Tra i tanti oriundi che il calcio italiano ha visto nella lunga storia del campionato di calcio, esiste un brasiliano naturalizzato che ancora oggi è ricordato con onore e rispetto, ma anche con simpatia, andando a rivisitare una vita condizionata dalla città di Napoli. Paulo Innocenti, divenuto più semplicemente “Paolo” Innocenti quando il passaporto italiano divenne certezza, è stato il primo sudamericano che la storia calcistica partenopea potesse annoverare, difensore di fascia diligente e corretto, divenne ben presto uno dei pilastri della difesa azzurra, passando anche per la nazionale azzurra, anche se per una sola partita, con la compagine “B”, contro il Lussemburgo. Storia emblematica la sua, da classico emigrante sudamericano mise piede in Italia nel 1915 passando dapprima per Bologna, dove vincerà anche uno scudetto, risultando però un giocatore complementare, non certo di prim’ordine. Il passaggio al Napoli avvenne per uno strano scherzo del destino, poiché la destinazione partenopea gli fu imposta dallo stato italiano per svolgere i doveri di leva, allorché si pensò di farlo tesserare per gli azzurri, fattore che avrebbe sollevato l’interessato dagli obblighi militari.
Fu così che Paolo divenne calciatore del Napoli e ben presto leader indiscusso e, per ovvi motivi di blasone e importanza, primo capitano del neonato club napoletano, con il quale vi resterà fino al 1937, ritirandosi dal calcio giocato ma restando comunque negli ambienti calcistici partenopei, dapprima come dirigente accompagnatore, poi anche allenatore nel ’43 per sostituire un altro mito come Antonio Vojak, la sua immagine di condottiero integerrimo e esperto gli servì sia in campo che fuori per gestire l’immagine di uno dei primi personaggi rappresentanti del Napoli giovane che s’affacciava nel calcio che conta, dove le grandi sorelle Milan, Inter e Juve, assieme col Genoa dei miracoli la facevano da padrone. E’ entrato nella storia anche per un’altro aspetto importante, è stato infatti l’autore della prima rete azzurra, seppur nella sconfitta proprio contro grifoni genoani pionieri del calcio in Italia per 4-1 il 17 Ottobre del 1926, in un’annata non propriamente felice, che vide gli azzurri guadagnare un solo punto in classifica, retrocedendo mestamente e venendo ripescati più per peso politico che per necessità, disputando il campionato successivo con un piglio diverso che invertì la rotta disgraziata di un Napoli che somigliava al “ciuccio” che si stanca sulla salita, tutt’oggi emblema della società napoletana.214 presenze con la maglia azzurra, una vita a quei tempi, 7 gol a suggellare una supremazia storica imponente che lo proclamò uomo simbolo della nuova società cittadina, proiettata a migliorarsi e a racimolare sempre più appassionati sportivi.
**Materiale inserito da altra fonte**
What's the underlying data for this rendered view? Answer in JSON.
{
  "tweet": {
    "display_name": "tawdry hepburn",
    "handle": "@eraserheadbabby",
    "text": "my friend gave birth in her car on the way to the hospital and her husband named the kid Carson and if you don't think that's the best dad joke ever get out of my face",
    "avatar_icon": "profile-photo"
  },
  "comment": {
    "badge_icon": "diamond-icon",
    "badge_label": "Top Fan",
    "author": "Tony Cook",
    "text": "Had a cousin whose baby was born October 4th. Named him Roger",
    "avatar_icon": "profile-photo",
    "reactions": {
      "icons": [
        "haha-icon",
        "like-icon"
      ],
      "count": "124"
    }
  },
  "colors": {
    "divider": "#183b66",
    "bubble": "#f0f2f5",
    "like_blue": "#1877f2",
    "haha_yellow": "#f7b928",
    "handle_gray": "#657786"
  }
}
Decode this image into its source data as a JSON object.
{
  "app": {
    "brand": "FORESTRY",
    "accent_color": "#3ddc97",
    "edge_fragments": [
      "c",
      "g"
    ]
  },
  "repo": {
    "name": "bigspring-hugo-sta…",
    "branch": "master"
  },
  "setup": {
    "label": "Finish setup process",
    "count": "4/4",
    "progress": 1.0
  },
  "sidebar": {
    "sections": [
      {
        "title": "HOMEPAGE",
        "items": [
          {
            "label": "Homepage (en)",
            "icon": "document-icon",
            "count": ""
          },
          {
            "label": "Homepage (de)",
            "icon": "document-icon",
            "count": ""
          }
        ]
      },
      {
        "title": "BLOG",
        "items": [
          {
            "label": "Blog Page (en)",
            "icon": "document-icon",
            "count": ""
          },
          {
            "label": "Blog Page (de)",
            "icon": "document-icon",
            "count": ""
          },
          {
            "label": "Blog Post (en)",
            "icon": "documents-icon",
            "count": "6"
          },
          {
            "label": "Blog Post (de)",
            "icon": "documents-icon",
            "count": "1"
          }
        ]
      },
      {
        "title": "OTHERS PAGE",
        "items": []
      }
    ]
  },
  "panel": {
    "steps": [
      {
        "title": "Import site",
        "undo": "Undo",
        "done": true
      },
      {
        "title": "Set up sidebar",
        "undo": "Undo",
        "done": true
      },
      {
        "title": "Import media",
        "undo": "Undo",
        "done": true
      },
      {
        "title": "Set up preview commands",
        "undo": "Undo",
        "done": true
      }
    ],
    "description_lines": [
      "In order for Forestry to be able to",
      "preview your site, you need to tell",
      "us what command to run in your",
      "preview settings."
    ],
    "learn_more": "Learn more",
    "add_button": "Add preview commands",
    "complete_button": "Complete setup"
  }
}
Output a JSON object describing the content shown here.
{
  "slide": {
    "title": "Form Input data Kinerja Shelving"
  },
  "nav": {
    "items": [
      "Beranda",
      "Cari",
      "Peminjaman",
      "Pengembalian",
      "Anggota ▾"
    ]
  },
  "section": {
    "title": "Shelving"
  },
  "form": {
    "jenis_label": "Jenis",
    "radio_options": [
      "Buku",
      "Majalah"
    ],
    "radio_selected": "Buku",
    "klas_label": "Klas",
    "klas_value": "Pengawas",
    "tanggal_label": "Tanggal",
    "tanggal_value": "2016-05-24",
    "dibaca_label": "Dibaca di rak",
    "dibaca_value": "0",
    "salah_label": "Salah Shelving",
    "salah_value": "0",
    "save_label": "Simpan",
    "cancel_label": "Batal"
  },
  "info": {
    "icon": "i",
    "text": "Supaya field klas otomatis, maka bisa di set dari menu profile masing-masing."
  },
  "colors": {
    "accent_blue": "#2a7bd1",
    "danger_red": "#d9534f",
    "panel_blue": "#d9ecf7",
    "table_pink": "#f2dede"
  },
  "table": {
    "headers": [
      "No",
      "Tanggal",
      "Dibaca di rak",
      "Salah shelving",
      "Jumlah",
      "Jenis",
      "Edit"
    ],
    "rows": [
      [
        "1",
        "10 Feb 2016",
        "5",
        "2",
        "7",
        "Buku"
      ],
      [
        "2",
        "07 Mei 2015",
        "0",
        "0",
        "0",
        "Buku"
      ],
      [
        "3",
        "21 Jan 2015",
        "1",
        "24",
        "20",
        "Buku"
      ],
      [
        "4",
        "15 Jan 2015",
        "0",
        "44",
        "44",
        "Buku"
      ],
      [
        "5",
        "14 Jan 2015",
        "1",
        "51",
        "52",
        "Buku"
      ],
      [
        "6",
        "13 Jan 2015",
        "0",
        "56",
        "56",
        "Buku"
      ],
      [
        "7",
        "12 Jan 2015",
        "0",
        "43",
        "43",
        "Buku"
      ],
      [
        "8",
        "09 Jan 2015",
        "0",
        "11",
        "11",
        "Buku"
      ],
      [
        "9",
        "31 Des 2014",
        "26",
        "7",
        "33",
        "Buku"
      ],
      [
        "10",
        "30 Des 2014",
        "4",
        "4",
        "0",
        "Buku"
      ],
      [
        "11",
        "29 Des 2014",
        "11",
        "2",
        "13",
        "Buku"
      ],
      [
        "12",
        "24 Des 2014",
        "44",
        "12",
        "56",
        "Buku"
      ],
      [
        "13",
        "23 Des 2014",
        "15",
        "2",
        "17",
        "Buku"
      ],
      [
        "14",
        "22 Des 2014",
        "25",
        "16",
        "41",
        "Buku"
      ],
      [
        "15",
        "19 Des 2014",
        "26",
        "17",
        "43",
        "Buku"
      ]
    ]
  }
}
Appese le scarpe al chiodo sentì il bisogno di stabilirsi definitivamente nella città del sole, dove si convinse aprire un Bar che ripercorresse le gesta della “Torrefazione azzurra” di via Medina, fulcro del tifo e della passione di centinaia di concittadini riuniti in uno dei locali più in voga in quel momento, affiancato e sostituito negli anni successivi proprio dal “Bar Pippone“, come il soprannome che i burloni napoletani gli affibbiarono a causa del naso pronunciato, caratteristica che non poteva certo passare inosservata in città. Assieme con la moglie emiliana, Paolo si mise dietro al banco a servire caffè e bevande, ricordando i fati di un tempo e commentando le gesta delle nuove promesse azzurre, mantenendo intatta la gratitudine verso un popolo che lo ha adottato e lo ha eretto per un decennio come il leader dei primi anni, il “primo capitano” della storia azzurra, il primo a gonfiare la rete nella storia del Napoli.